Data synthesis: Thirty-five trials (43 407 patients) with variable risk of bias were included. Vitamin D had no significant effects on insulin resistance [homeostasis model assessment of insulin resistance: MD -0.04; 95% confidence interval (CI) -0.30 to 0.22, I-squared statistic (I(2)) = 45%], insulin secretion (homeostasis model of β-cell function: MD 1.64; 95% CI -25.94 to 29.22, I(2) = 40%), or hemoglobin A1c (MD -0.05%; 95% CI -0.12 to 0.03, I(2) = 55%) compared with controls. Four RCTs reported on the progression to new diabetes and found no effect of vitamin D (odds ratio 1.02; 95% CI 0.94 to 1.10, I(2) = 0%).

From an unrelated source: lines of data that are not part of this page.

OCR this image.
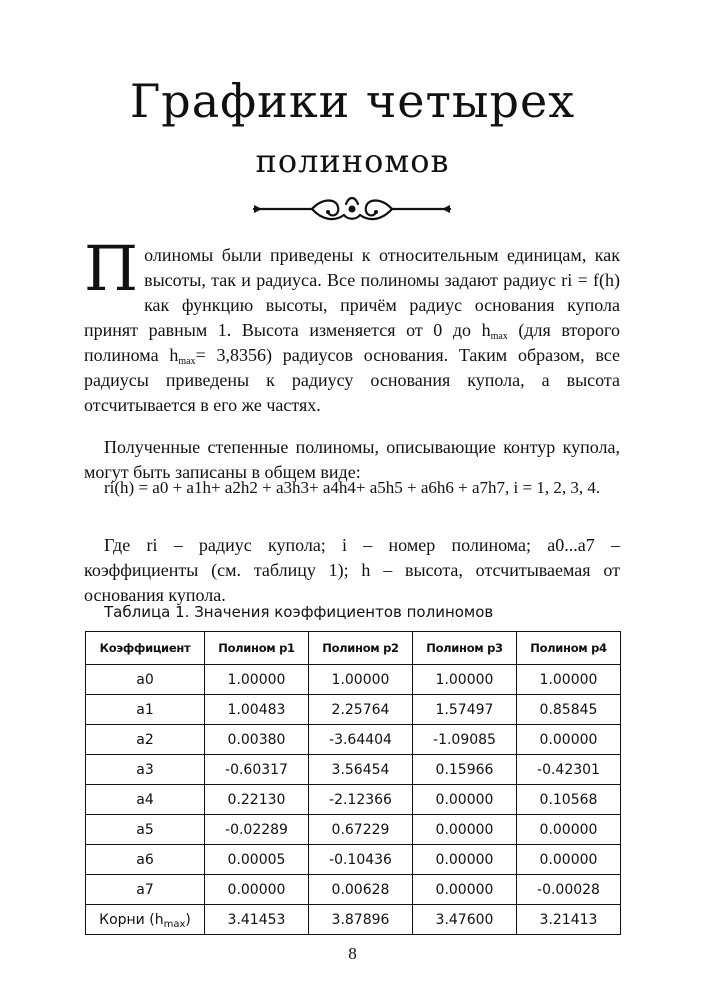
Графики четырех
полиномов
Полиномы были приведены к относительным единицам, как высоты, так и радиуса. Все полиномы задают радиус ri = f(h) как функцию высоты, причём радиус основания купола принят равным 1. Высота изменяется от 0 до $h_{max}$ (для второго полинома $h_{max}= 3,8356$) радиусов основания. Таким образом, все радиусы приведены к радиусу основания купола, а высота отсчитывается в его же частях.

Полученные степенные полиномы, описывающие контур купола, могут быть записаны в общем виде:

ri(h) = a0 + a1h+ a2h2 + a3h3+ a4h4+ a5h5 + a6h6 + a7h7, i = 1, 2, 3, 4.

Где ri – радиус купола; i – номер полинома; a0...a7 – коэффициенты (см. таблицу 1); h – высота, отсчитываемая от основания купола.

Таблица 1. Значения коэффициентов полиномов
Коэффициент	Полином p1	Полином p2	Полином p3	Полином p4
a0	1.00000	1.00000	1.00000	1.00000
a1	1.00483	2.25764	1.57497	0.85845
a2	0.00380	-3.64404	-1.09085	0.00000
a3	-0.60317	3.56454	0.15966	-0.42301
a4	0.22130	-2.12366	0.00000	0.10568
a5	-0.02289	0.67229	0.00000	0.00000
a6	0.00005	-0.10436	0.00000	0.00000
a7	0.00000	0.00628	0.00000	-0.00028
Корни $(h_{max})$	3.41453	3.87896	3.47600	3.21413
8
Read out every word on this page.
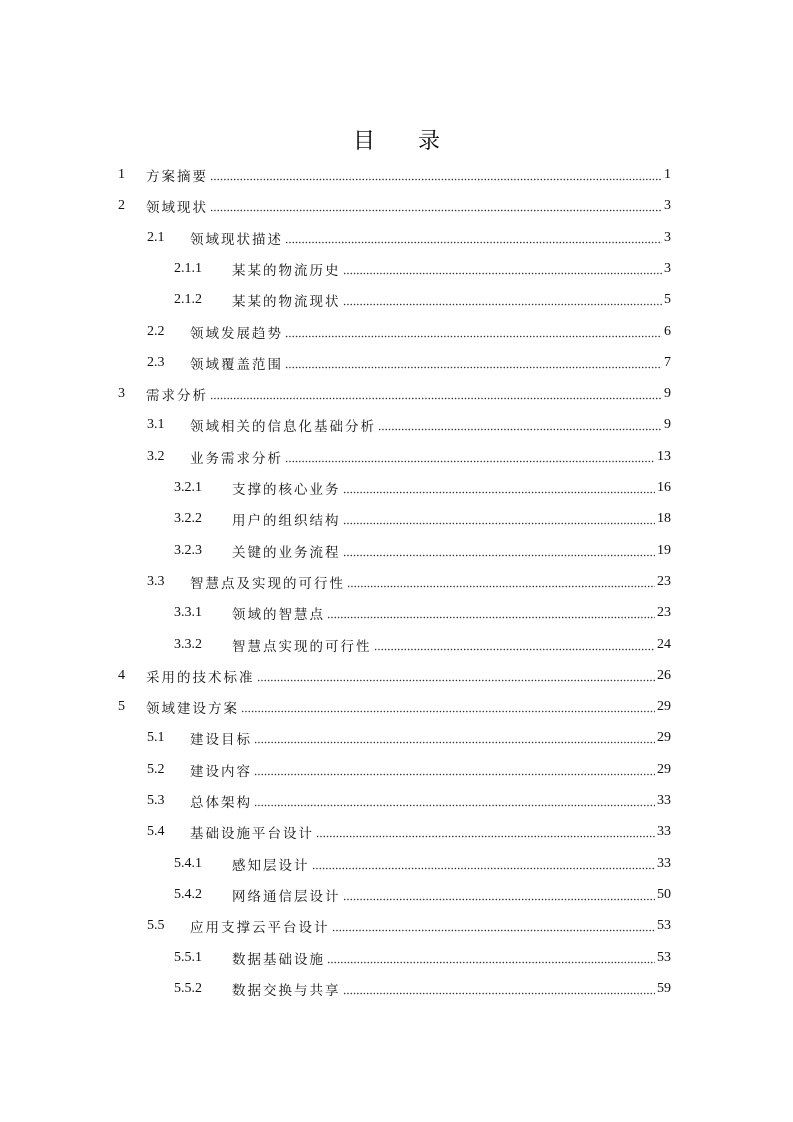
目 录
1	方案摘要	1
2	领域现状	3
2.1	领域现状描述	3
2.1.1	某某的物流历史	3
2.1.2	某某的物流现状	5
2.2	领域发展趋势	6
2.3	领域覆盖范围	7
3	需求分析	9
3.1	领域相关的信息化基础分析	9
3.2	业务需求分析	13
3.2.1	支撑的核心业务	16
3.2.2	用户的组织结构	18
3.2.3	关键的业务流程	19
3.3	智慧点及实现的可行性	23
3.3.1	领域的智慧点	23
3.3.2	智慧点实现的可行性	24
4	采用的技术标准	26
5	领域建设方案	29
5.1	建设目标	29
5.2	建设内容	29
5.3	总体架构	33
5.4	基础设施平台设计	33
5.4.1	感知层设计	33
5.4.2	网络通信层设计	50
5.5	应用支撑云平台设计	53
5.5.1	数据基础设施	53
5.5.2	数据交换与共享	59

Adverse events were rare, and there was no evidence of publication bias.
Conclusions: Evidence from available trials shows no effect of vitamin D3 supplementation on glucose homeostasis or diabetes prevention. Definitive conclusions may be limited in the context of the moderate degree of heterogeneity, variable risk of bias, and short-term follow-up duration of the available evidence to date.